The framing as a boundary object felt novel and valuable to me. Caro articulated how the Service Standard is both blurry and robust simultaneously. For example, it tells us to work agilely – but does not suggest or even prescribe a team to use Scrum as a framework. The standard means different things to different people. It leaves room for interpretation and situational adaption and serves numerous functions simultaneously. So, it can be a cornerstone and boundary object of multiple spheres of work and for various groups of people.
The day before, I helped finish the peer review report for one of the teams. It was the first-ever peer review against the German Service Standard and my first experience facilitating a review or assessment process. Ultimately, it was more editing work than I had anticipated, spending almost a day wrapping up summaries from the 4 peer reviewers. When assessing services against the UK Service Standard as a design assessor, I only had to write my section, and the assessment managers put together the reports.
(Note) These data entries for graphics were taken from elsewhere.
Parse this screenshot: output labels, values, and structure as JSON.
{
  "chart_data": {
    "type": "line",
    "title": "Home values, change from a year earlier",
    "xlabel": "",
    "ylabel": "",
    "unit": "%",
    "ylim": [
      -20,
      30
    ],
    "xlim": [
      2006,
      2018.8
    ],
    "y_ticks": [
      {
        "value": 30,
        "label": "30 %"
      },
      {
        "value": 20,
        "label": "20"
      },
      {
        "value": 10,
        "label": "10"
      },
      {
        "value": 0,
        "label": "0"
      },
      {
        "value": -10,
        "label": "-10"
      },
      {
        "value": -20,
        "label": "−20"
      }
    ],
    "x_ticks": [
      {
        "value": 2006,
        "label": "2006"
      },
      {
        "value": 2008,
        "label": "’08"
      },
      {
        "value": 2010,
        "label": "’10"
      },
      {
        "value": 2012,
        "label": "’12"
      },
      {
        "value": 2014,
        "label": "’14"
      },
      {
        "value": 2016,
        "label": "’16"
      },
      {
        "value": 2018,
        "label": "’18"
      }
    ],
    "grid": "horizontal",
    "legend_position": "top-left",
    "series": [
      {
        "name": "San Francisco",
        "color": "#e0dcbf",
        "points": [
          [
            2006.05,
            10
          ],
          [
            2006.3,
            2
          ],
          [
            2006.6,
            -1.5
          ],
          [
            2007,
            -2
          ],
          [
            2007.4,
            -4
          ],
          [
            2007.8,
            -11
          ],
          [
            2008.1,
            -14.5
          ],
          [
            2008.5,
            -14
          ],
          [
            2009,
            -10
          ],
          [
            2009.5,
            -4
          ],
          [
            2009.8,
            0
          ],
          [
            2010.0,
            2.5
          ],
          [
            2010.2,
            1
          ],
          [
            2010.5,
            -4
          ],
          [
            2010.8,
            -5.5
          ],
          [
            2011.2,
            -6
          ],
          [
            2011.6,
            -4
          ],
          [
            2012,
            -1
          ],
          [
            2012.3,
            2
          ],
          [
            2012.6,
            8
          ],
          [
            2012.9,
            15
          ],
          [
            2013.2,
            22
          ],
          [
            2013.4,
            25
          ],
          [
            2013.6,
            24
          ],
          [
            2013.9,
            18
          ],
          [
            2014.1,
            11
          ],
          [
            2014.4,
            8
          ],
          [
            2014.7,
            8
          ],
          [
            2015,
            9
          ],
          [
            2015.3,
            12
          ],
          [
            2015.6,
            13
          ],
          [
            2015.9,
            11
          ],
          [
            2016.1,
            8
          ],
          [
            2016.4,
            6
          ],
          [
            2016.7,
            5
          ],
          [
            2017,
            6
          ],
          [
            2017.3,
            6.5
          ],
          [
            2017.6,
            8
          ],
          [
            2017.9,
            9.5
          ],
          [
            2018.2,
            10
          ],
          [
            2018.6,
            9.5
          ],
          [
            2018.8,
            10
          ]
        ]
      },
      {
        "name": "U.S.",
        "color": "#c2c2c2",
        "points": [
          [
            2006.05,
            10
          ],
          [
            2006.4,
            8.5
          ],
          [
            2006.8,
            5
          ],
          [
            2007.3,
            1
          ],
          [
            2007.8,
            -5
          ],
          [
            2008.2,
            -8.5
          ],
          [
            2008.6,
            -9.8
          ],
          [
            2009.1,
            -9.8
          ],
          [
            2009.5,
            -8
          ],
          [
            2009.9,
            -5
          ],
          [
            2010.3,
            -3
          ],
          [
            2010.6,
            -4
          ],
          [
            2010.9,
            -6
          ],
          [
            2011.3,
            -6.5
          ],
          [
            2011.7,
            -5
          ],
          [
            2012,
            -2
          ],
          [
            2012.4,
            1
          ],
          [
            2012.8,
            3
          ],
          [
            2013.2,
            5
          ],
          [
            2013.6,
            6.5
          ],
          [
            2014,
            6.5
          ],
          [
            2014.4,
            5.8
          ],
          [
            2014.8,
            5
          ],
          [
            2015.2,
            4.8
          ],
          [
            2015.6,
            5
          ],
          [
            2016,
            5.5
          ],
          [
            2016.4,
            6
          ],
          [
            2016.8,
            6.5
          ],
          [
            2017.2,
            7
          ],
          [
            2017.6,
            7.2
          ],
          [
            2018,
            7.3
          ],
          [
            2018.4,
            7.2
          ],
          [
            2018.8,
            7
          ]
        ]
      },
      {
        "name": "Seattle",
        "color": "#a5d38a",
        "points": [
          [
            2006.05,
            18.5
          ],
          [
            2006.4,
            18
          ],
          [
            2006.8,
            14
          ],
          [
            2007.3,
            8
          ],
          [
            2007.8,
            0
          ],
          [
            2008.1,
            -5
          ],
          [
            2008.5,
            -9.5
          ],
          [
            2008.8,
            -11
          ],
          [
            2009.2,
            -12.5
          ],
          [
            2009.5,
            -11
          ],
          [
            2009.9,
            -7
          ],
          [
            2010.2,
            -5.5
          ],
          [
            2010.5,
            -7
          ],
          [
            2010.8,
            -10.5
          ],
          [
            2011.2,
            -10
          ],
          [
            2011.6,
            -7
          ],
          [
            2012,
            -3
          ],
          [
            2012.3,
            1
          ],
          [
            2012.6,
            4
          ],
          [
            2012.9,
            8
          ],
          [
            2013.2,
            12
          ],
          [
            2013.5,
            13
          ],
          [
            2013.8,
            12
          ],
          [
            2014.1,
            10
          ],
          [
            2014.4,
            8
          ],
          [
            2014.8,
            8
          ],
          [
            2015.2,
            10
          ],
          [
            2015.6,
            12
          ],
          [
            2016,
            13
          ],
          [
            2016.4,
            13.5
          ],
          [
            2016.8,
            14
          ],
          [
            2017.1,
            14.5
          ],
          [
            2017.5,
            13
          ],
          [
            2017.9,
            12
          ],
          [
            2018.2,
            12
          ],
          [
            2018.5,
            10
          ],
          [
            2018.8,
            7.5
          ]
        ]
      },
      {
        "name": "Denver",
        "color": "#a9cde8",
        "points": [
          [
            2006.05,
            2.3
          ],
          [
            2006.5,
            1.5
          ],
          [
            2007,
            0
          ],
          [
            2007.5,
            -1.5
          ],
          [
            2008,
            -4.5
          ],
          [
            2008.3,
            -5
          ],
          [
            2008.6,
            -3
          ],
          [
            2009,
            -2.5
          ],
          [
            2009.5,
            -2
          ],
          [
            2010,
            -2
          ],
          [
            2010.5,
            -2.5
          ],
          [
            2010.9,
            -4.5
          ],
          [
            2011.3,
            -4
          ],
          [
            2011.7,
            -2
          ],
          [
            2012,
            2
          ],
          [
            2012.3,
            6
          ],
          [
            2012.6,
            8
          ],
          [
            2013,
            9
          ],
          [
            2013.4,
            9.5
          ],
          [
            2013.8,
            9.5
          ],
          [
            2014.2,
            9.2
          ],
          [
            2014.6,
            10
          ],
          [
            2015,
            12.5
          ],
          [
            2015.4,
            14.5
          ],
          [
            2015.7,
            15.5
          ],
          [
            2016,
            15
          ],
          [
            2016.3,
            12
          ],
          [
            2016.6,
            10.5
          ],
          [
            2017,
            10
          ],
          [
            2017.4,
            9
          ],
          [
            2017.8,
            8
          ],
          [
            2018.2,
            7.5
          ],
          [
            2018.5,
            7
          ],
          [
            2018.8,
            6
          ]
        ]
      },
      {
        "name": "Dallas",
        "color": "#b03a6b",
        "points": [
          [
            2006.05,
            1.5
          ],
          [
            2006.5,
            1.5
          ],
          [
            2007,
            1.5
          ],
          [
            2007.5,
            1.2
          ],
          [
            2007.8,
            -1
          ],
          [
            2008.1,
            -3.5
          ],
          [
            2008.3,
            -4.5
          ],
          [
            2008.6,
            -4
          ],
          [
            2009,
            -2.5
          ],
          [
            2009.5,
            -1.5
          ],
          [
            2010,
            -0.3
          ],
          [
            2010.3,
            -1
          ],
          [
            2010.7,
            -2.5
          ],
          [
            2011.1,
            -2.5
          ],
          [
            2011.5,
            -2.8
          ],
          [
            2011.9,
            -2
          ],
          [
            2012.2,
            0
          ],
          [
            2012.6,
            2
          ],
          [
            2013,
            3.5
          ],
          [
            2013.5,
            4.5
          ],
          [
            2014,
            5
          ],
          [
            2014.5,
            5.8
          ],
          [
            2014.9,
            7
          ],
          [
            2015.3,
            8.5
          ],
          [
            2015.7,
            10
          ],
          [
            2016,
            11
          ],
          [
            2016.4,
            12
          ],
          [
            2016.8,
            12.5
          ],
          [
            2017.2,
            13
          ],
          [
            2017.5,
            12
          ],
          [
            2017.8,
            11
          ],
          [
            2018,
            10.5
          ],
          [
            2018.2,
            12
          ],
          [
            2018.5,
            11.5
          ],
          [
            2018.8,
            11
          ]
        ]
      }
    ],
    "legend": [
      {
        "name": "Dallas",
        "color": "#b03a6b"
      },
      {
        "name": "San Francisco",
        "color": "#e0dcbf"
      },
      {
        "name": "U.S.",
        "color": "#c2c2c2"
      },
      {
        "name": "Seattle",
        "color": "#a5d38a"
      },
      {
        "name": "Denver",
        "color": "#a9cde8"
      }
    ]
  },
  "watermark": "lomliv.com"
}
I can now recognise their work for what it must entail.
We shared the report with the service team and asked them to provide feedback. With more maturity, we plan to run the following peer review for the team with an external panel consisting of design, engineering, product and transformation colleagues from other digital units in the German public sector.
For the intermediate report, I had to create new status labels – as ‘met’, ‘partially met’, and ‘not met’ were not sufficient. Our Australian colleagues from the DTA have been using an ‘on track’ status label, which I think works well for alpha and private beta assessments and peer reviews. The problem is that no obvious and suitable German translation fits our context. Or, at least, I have not found it.
Reviewing objectives, discussing organisational setup, and doing retros
The rest of the week was packed with workshops, particularly Thursday.
On Thursday, we looked at cross-discipline objectives and related key results (OKRs) for the coming trimester – or the last 3-month period of the year. After some role changes, it’s the first time we – all 4 heads of delivery disciplines – are doing it together. We have the support of a facilitating senior transformation manager who keeps us on track in the process. He reminded us of the sound principles of well-written OKRs. We started, but developing well-crafted objectives will take a couple more sessions. We have another 4 weeks to finish them.
We spent another part of the day discussing our matrix organisation setup. But we are very much a mixed organisation. Some parts are indeed matrix-style organised, with individuals having a separate people manager and a work manager. The latter is in the team or programme of work. The former is most likely not. That is the case for the delivery part of the organisation, where most designers, product managers, software engineers, transformation managers and user researchers work. When looking at the overall org chart and how the core teams – that includes comms, finance, legal, and people – are structured, things are hierarchical with a couple of levels. So, we started to realise the reality at first and entangle the implications.
The third workshop of the day was our heads of delivery retrospective. To my knowledge, it was the first we had run so far. As we increasingly work together and spend time together, reviewing how we do things, communicate and collaborate with each other is crucial. There is general appreciation and respect for each others’ experience and experience. There are shared values and a relatively common view of the world. We derived some action points, action owners and a plan of running a couple more retros before the year ends.
Beyond my office work, Katrin, Simone and I have been putting some hours into shaping our next Public Service Lab Day in Cologne in mid-November. We already have a good number of signups from a range of government and public sector organisations. We are well-supported by the City of Cologne’s innovation lab. Some content for input talks and workshops is still missing. But we’ll get that settled in the coming weeks.
What’s next
We will spend more time with OKRs next week.
I will spend quite a bit of time with almost all teams as we run various monthly leadership check-ins.
And, on Friday, I will welcome the new Work4Germany fellowship cohort in their first Fellows Friday session.